A GCHQ proposal that will allow eavesdropping on encrypted chat services has been condemned as a "serious threat" to digital security and human rights.
In an open letter signed by more than 50 companies, civil society organizations and security experts – including Apple, WhatsApp, Liberty and Privacy International – GCHQ were encouraged to leave the so-called "ghost protocol" and instead focus on "privacy protection" , cyber security, public trust and openness ".
The proposal was Ian Levy, Technical Director of the UK National Network Security Center, and Crispin Robinson, Crypt Analysis Technical Term at GCHQ, was in November 201
The couple presented a technique that would avoid breaking encryption instead, encrypted messaging requires – in fact – "cc" the encrypted message to a third receiver, at the same time as sending it directly.

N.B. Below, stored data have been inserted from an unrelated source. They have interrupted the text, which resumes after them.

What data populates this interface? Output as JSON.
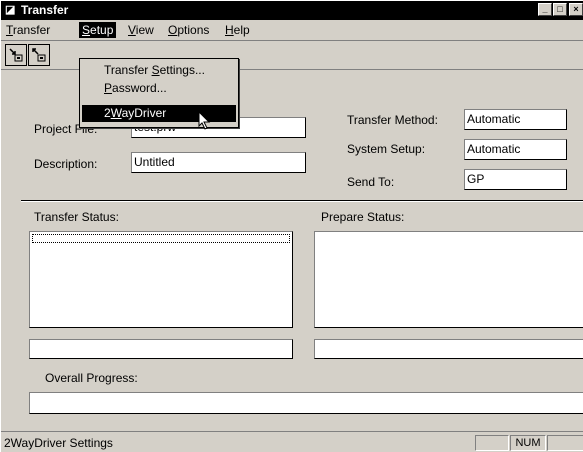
{
  "window": {
    "title": "Transfer",
    "minimize": "_",
    "maximize": "□",
    "close": "×"
  },
  "menu": [
    {
      "label": "Transfer",
      "mnemonic": "T",
      "rest": "ransfer"
    },
    {
      "label": "Setup",
      "mnemonic": "S",
      "rest": "etup"
    },
    {
      "label": "View",
      "mnemonic": "V",
      "rest": "iew"
    },
    {
      "label": "Options",
      "mnemonic": "O",
      "rest": "ptions"
    },
    {
      "label": "Help",
      "mnemonic": "H",
      "rest": "elp"
    }
  ],
  "setup_menu": {
    "items": [
      {
        "label": "Transfer Settings...",
        "pre": "Transfer ",
        "mnemonic": "S",
        "rest": "ettings..."
      },
      {
        "label": "Password...",
        "pre": "",
        "mnemonic": "P",
        "rest": "assword..."
      },
      {
        "label": "2WayDriver",
        "pre": "2",
        "mnemonic": "W",
        "rest": "ayDriver"
      }
    ],
    "highlighted_index": 2
  },
  "form": {
    "project_file_label": "Project File:",
    "project_file_value": "test.prw",
    "description_label": "Description:",
    "description_value": "Untitled",
    "transfer_method_label": "Transfer Method:",
    "transfer_method_value": "Automatic",
    "system_setup_label": "System Setup:",
    "system_setup_value": "Automatic",
    "send_to_label": "Send To:",
    "send_to_value": "GP"
  },
  "status": {
    "transfer_status_label": "Transfer Status:",
    "prepare_status_label": "Prepare Status:",
    "overall_progress_label": "Overall Progress:"
  },
  "statusbar": {
    "text": "2WayDriver Settings",
    "num": "NUM"
  }
}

Levy and Robinson argued that the proposal was "no more intrusive than the virtual crocodile clips" used today in wiretaps of non-encrypted communications.
Contrary to the plan, the letter claims that "to achieve this result, their proposals require two changes to systems that will severely undermine the user's security and trust.

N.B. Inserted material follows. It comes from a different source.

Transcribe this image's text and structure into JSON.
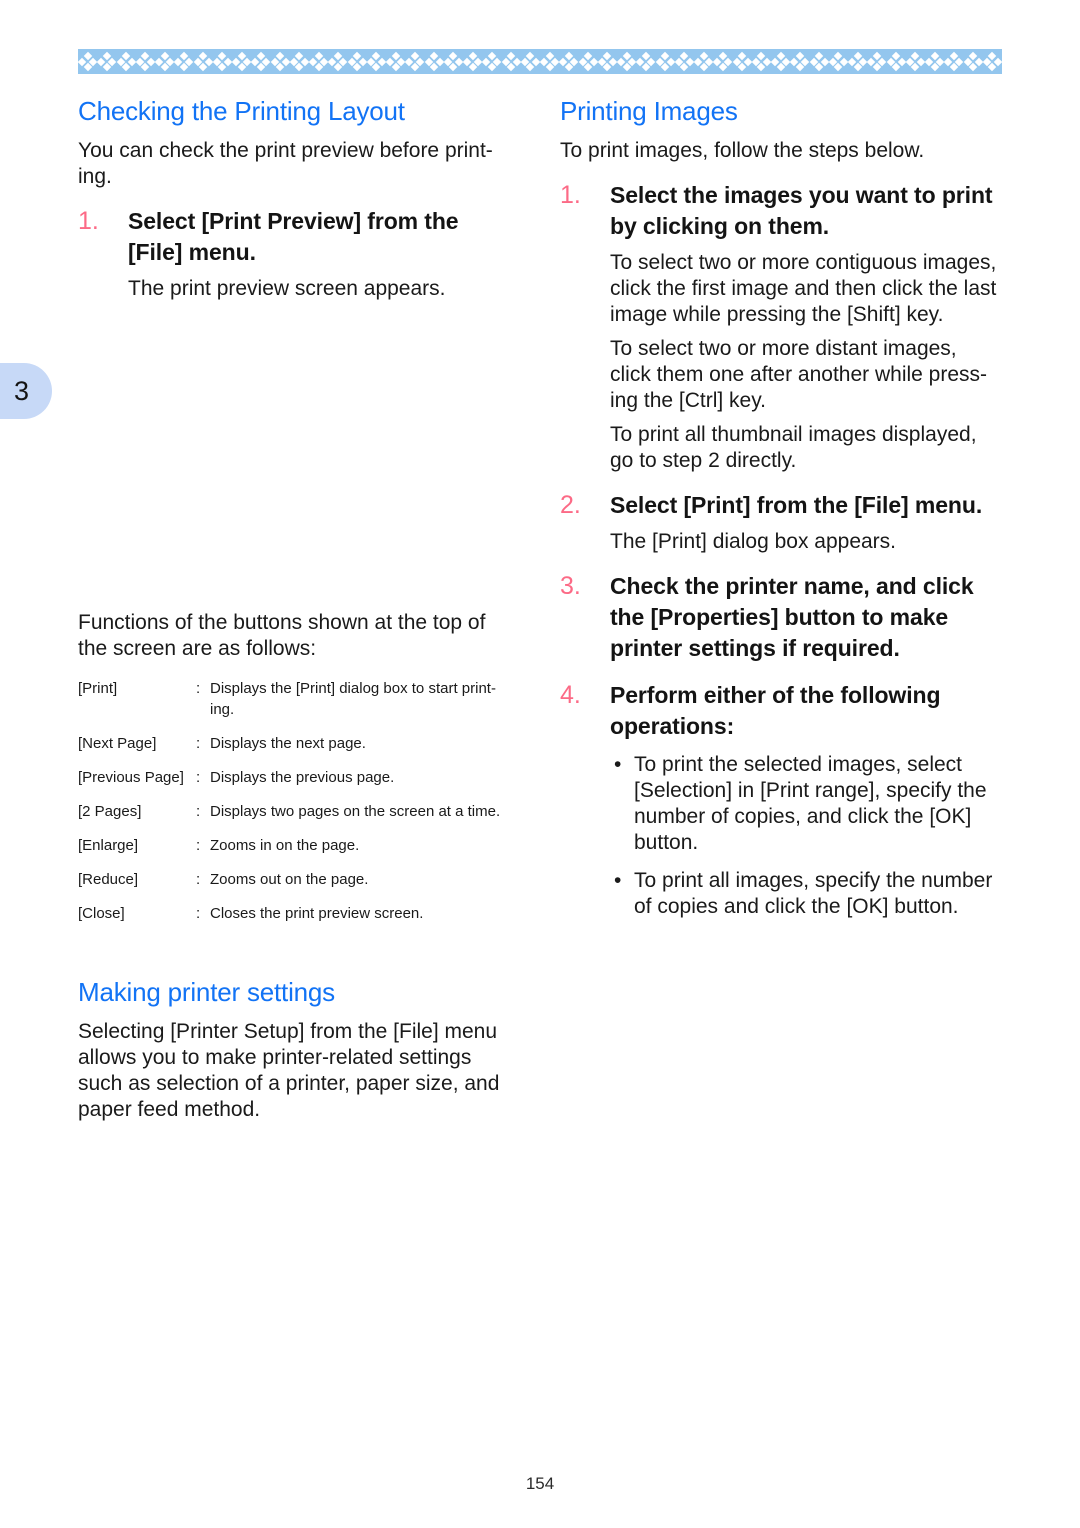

" First, it will require service providers to surreptitiously inject a new public key into a conversation in response to a government requirement. This would turn a two-way conversion into a group chat where the state is the additional participant, or add a secret ruling participant to an existing group chat.
"Second, to ensure that the government adds the call in secret, GCHQ's proposal would require messaging, service providers, and operating systems to change their software so that they would 1) change the encryption systems used, and / or 2) mislead users by suppressing the routines that are routinely displayed when a new communicator merges a chat. "
While GCHQ's proposal briefly stops calling for" backdoors "for encryption, which experts have inherently introduced, introduces security flaws that can be exploited by hackers , the opponents argue that it does almost as much damage by undermining confidence in security altogether.
"The overwhelming majority of users rely on their trust in reputable providers to perform authentication functions and verify that the couple's participants in a conversation are the people they believe they are and only the people. GCHQ's ghost suggestions undermine this trust and authentication process," the letter said. .
The answer said NCSCs Ian Levy: "We welcome this response to our request for thoughts of exceptional access to data – for example, stopping terrorists. The hypothetical proposal was always intended as a starting point for discussion.
"We will continue to engage with interested parties and look forward to having an open discussion to reach the best possible solutions."
Apple, one of the signatories to the letter, is no stranger to this argument. The company experienced a publicly announced standoff with the FBI in 2015 and 2016 over the company's refusal to break another form of encryption, protecting the contents of a locked iPhone. Finally, the FBI supported and found another way into the device without Apple's help.